AN ARTIST'S ATTIC, part 5


 

I've heard illustrators and cartoonists grumble that the glory days of their profession are behind them.  The legend is that illustrators used to have abundant work, longer deadlines, more freedom and bigger paychecks. They worked in spacious studios with beautiful live models rather than googling for reference material.  They were summoned to judge beauty contests around the country because illustrators back then (who were 99% male) were supposed to be experts on feminine pulchritude.

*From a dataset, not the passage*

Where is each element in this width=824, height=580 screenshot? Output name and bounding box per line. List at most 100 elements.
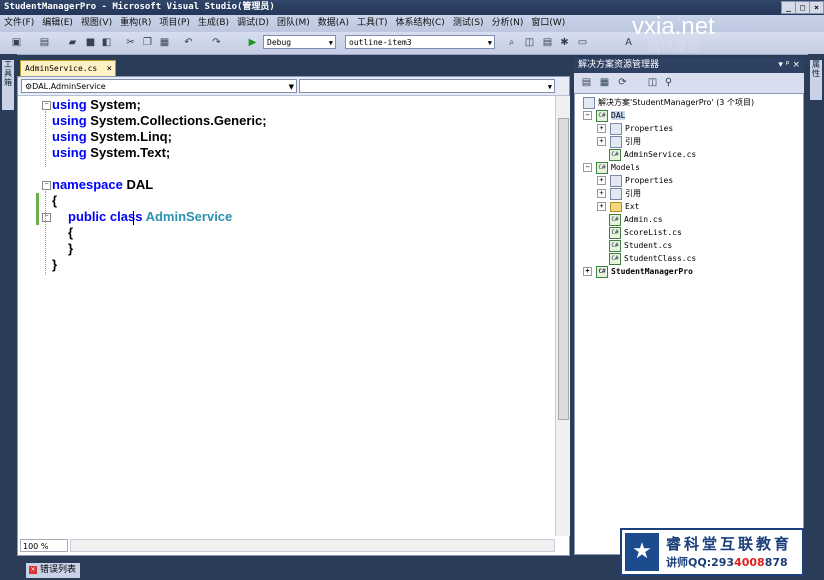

Today, illustrators hunched over their laptops in small apartments glower at the 1950s photos of stylishly dressed illustrators consorting with celebrities at cocktail parties.   Bob Peak and Peter Max both drove Rolls Royces.  Al Dorne drove a custom Mercedes with a burled walnut dashboard and a pull-out bar.  The steering wheel had Dorne's initials engraved on a silver plate below a star sapphire. Bernie Fuchs drove a tasteful Porsche.

Leonard Starr, who worked as an illustrator and comic artist during that era, drove a snappy Jaguar and lived in a substantial home in rustic Westport where his neighbor was the actor Paul Newman.   His attic contained the brittle, yellowing remnants of that bygone era.

According to the legend,  illustrators back then always managed to attract gorgeous wives.  Is the legend true?  I don't know.

In Starr's attic I found a battered suitcase containing old photos of a fashion model from the 1950s and 60s. 
   





It turns out that the model was Starr's wife Bobbie.  Years ago she had been a well known lingerie model who appeared in the famous "dream" advertising campaign for Maidenform bras.  Her ad was, "I dreamed I went to the circus in my Maidenform bra."  She danced with Caesar Romero at the Copa.



Perhaps there was something to those old legends after all.


Even cooler, there were a few pictures of Bobbie's mother-- an earlier generation of beauty-- mixed in with the modeling shots.


 It turns out that her mother was one of the famous Ruth St. Denis dancers.

St. Denis started out as Ruthie Dennis, a "leg dancer" (female dancers whose legs were visible under their short skirts) in a dime museum and in vaudeville houses.  Through talent and grit, she escaped to Broadway, founded her own dance troupe, and toured internationally as an avant garde dancer.

 
Yes, it was truly a different era.  You never know what you'll find in the time capsule of an artist's attic.  But it's worth looking.